Typical user code doesn't directly make system calls.
These are implemented as "magic" instruction (this is all generalized) which allow a userland program to execute a small chunk of kernel code.
By magic instruction I mean "an instruction which causes the kernel to shut up and pay attention", i.e. throws an interrupt of some sort. The mnemonic "syscall" is an assembly instruction for several different architecture's instruction, even on the same hardware, various operating systems (and even versions of them) can use different instructions. (Nothing is stopping you from saying "A syscall instruction is any instruction which causes a protection fault when writing to a valid syscall number." Provided your kernel can tell that happened and react to it appropriately, the mechanism doesn't matter. )
While the mechanism you use to call them varies, all of them need you to tell the kernel what you want them to do as well as that you want them to do something.
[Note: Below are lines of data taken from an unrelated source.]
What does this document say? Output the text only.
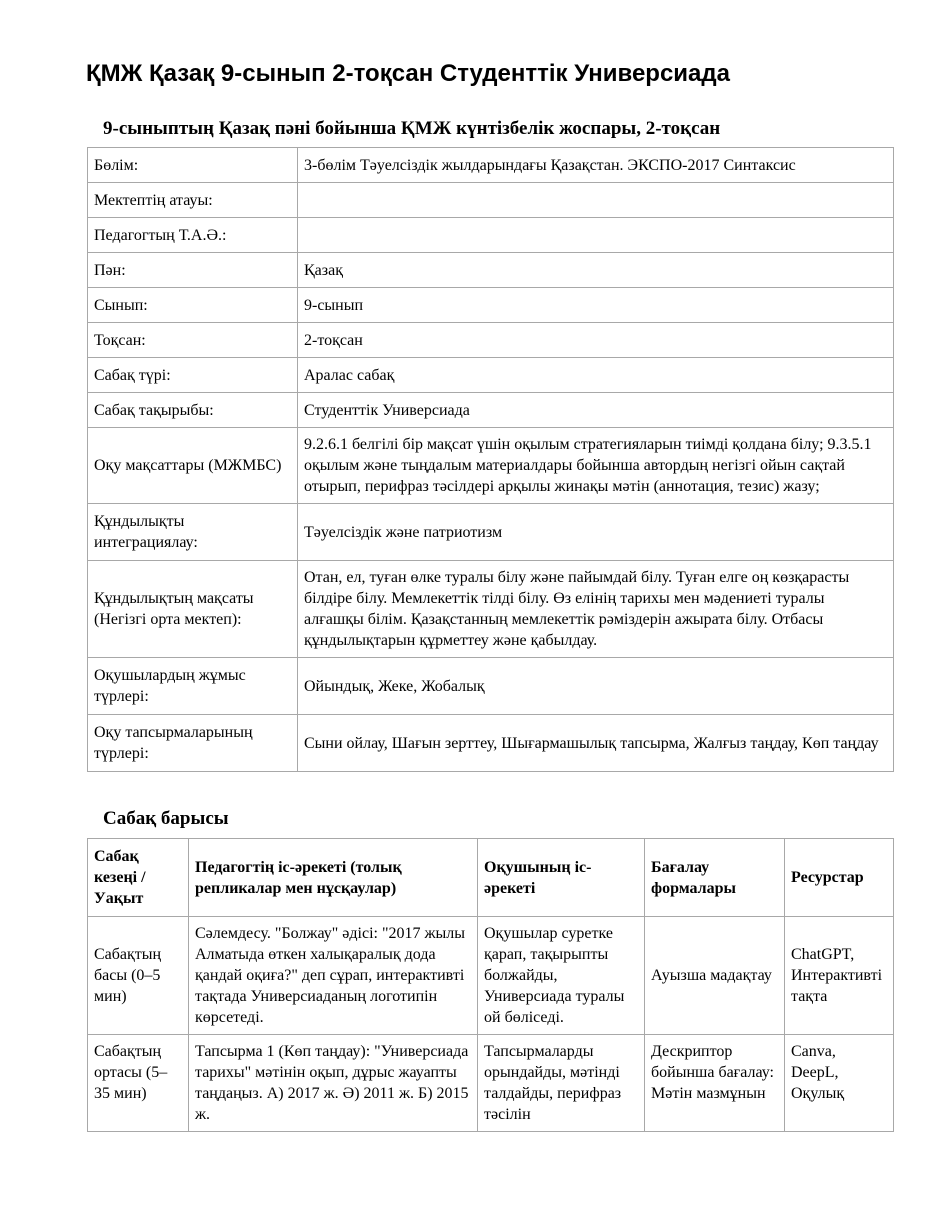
ҚМЖ Қазақ 9-сынып 2-тоқсан Студенттік Универсиада
9-сыныптың Қазақ пәні бойынша ҚМЖ күнтізбелік жоспары, 2-тоқсан
Бөлім:	3-бөлім Тәуелсіздік жылдарындағы Қазақстан. ЭКСПО-2017 Синтаксис
Мектептің атауы:	
Педагогтың Т.А.Ә.:	
Пән:	Қазақ
Сынып:	9-сынып
Тоқсан:	2-тоқсан
Сабақ түрі:	Аралас сабақ
Сабақ тақырыбы:	Студенттік Универсиада
Оқу мақсаттары (МЖМБС)	9.2.6.1 белгілі бір мақсат үшін оқылым стратегияларын тиімді қолдана білу; 9.3.5.1 оқылым және тыңдалым материалдары бойынша автордың негізгі ойын сақтай отырып, перифраз тәсілдері арқылы жинақы мәтін (аннотация, тезис) жазу;
Құндылықты интеграциялау:	Тәуелсіздік және патриотизм
Құндылықтың мақсаты (Негізгі орта мектеп):	Отан, ел, туған өлке туралы білу және пайымдай білу. Туған елге оң көзқарасты білдіре білу. Мемлекеттік тілді білу. Өз елінің тарихы мен мәдениеті туралы алғашқы білім. Қазақстанның мемлекеттік рәміздерін ажырата білу. Отбасы құндылықтарын құрметтеу және қабылдау.
Оқушылардың жұмыс түрлері:	Ойындық, Жеке, Жобалық
Оқу тапсырмаларының түрлері:	Сыни ойлау, Шағын зерттеу, Шығармашылық тапсырма, Жалғыз таңдау, Көп таңдау
Сабақ барысы
Сабақ кезеңі / Уақыт	Педагогтің іс-әрекеті (толық репликалар мен нұсқаулар)	Оқушының іс-әрекеті	Бағалау формалары	Ресурстар
Сабақтың басы (0–5 мин)	Сәлемдесу. "Болжау" әдісі: "2017 жылы Алматыда өткен халықаралық дода қандай оқиға?" деп сұрап, интерактивті тақтада Универсиаданың логотипін көрсетеді.	Оқушылар суретке қарап, тақырыпты болжайды, Универсиада туралы ой бөліседі.	Ауызша мадақтау	ChatGPT, Интерактивті тақта
Сабақтың ортасы (5–35 мин)	Тапсырма 1 (Көп таңдау): "Универсиада тарихы" мәтінін оқып, дұрыс жауапты таңдаңыз. А) 2017 ж. Ә) 2011 ж. Б) 2015 ж.	Тапсырмаларды орындайды, мәтінді талдайды, перифраз тәсілін	Дескриптор бойынша бағалау: Мәтін мазмұнын	Canva, DeepL, Оқулық
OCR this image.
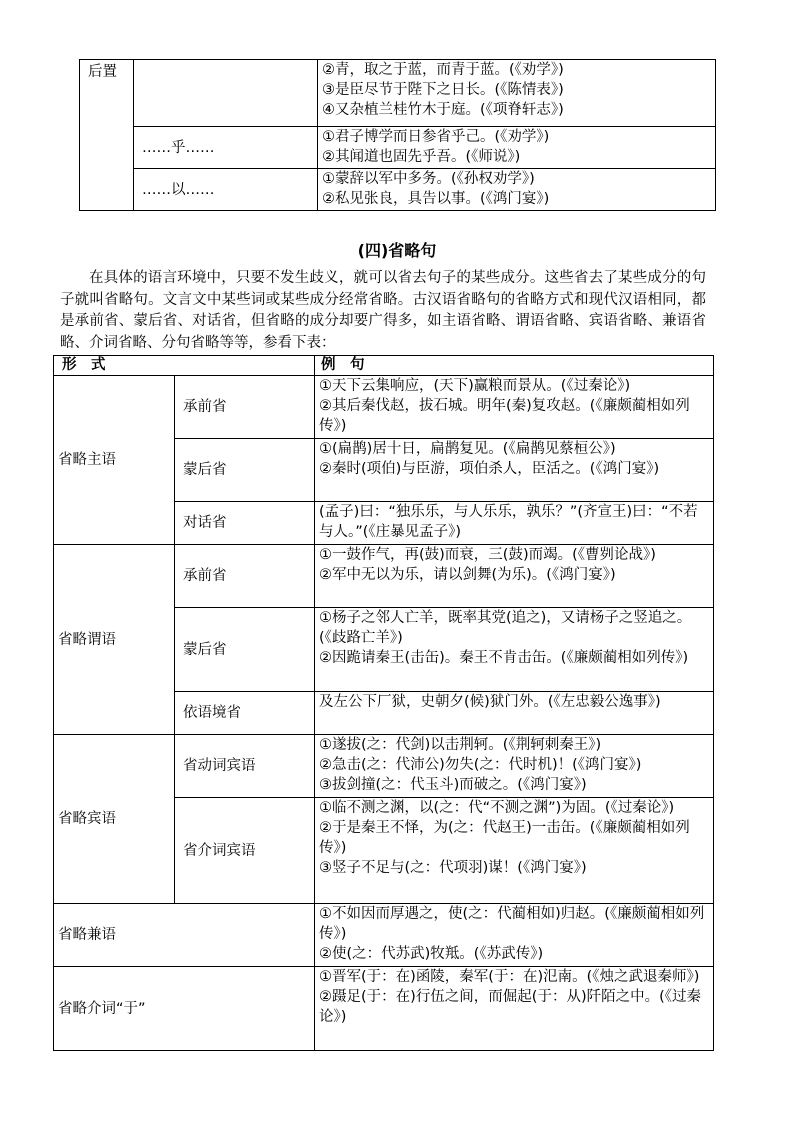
后置		②青，取之于蓝，而青于蓝。(《劝学》)

③是臣尽节于陛下之日长。(《陈情表》)

④又杂植兰桂竹木于庭。(《项脊轩志》)

	……乎……	①君子博学而日参省乎己。(《劝学》)

②其闻道也固先乎吾。(《师说》)

	……以……	①蒙辞以军中多务。(《孙权劝学》)

②私见张良，具告以事。(《鸿门宴》)

(四)省略句

在具体的语言环境中，只要不发生歧义，就可以省去句子的某些成分。这些省去了某些成分的句子就叫省略句。文言文中某些词或某些成分经常省略。古汉语省略句的省略方式和现代汉语相同，都是承前省、蒙后省、对话省，但省略的成分却要广得多，如主语省略、谓语省略、宾语省略、兼语省略、介词省略、分句省略等等，参看下表：

形　式		例　句
省略主语	承前省	①天下云集响应，(天下)赢粮而景从。(《过秦论》)

②其后秦伐赵，拔石城。明年(秦)复攻赵。(《廉颇蔺相如列传》)

	蒙后省	①(扁鹊)居十日，扁鹊复见。(《扁鹊见蔡桓公》)

②秦时(项伯)与臣游，项伯杀人，臣活之。(《鸿门宴》)

	对话省	(孟子)曰：“独乐乐，与人乐乐，孰乐？”(齐宣王)曰：“不若与人。”(《庄暴见孟子》)

省略谓语	承前省	①一鼓作气，再(鼓)而衰，三(鼓)而竭。(《曹刿论战》)

②军中无以为乐，请以剑舞(为乐)。(《鸿门宴》)

	蒙后省	①杨子之邻人亡羊，既率其党(追之)，又请杨子之竖追之。(《歧路亡羊》)

②因跪请秦王(击缶)。秦王不肯击缶。(《廉颇蔺相如列传》)

	依语境省	及左公下厂狱，史朝夕(候)狱门外。(《左忠毅公逸事》)

省略宾语	省动词宾语	①遂拔(之：代剑)以击荆轲。(《荆轲刺秦王》)

②急击(之：代沛公)勿失(之：代时机)！(《鸿门宴》)

③拔剑撞(之：代玉斗)而破之。(《鸿门宴》)

	省介词宾语	①临不测之渊，以(之：代“不测之渊”)为固。(《过秦论》)

②于是秦王不怿，为(之：代赵王)一击缶。(《廉颇蔺相如列传》)

③竖子不足与(之：代项羽)谋！(《鸿门宴》)

省略兼语		①不如因而厚遇之，使(之：代蔺相如)归赵。(《廉颇蔺相如列传》)

②使(之：代苏武)牧羝。(《苏武传》)

省略介词“于”		①晋军(于：在)函陵，秦军(于：在)氾南。(《烛之武退秦师》)

②蹑足(于：在)行伍之间，而倔起(于：从)阡陌之中。(《过秦论》)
The parameters to the syscalls go in registers (or in a specific region of memory) and include the system call number you want to run, telling the kernel how the arguments should be interpreted.
Once you have set up the parameters, you execute your magic instruction, which interrupts the kernel, looks at your request and fills in the reply. Then the process returns from kernel mode, and continues.
These operations are often by system library code, because different systems might use different system calls, but as long as the library call takes the same arguments, your code will still work.
That's why there's a distinction between library code and system calls.
The only other times you need to know what a system call is are if you are reversing a statically linked binary (which puts all the library code it is going to use directly into the program. And it can make them massive) or if you are working with shellcode (like an exploit for a vulnerability might use.)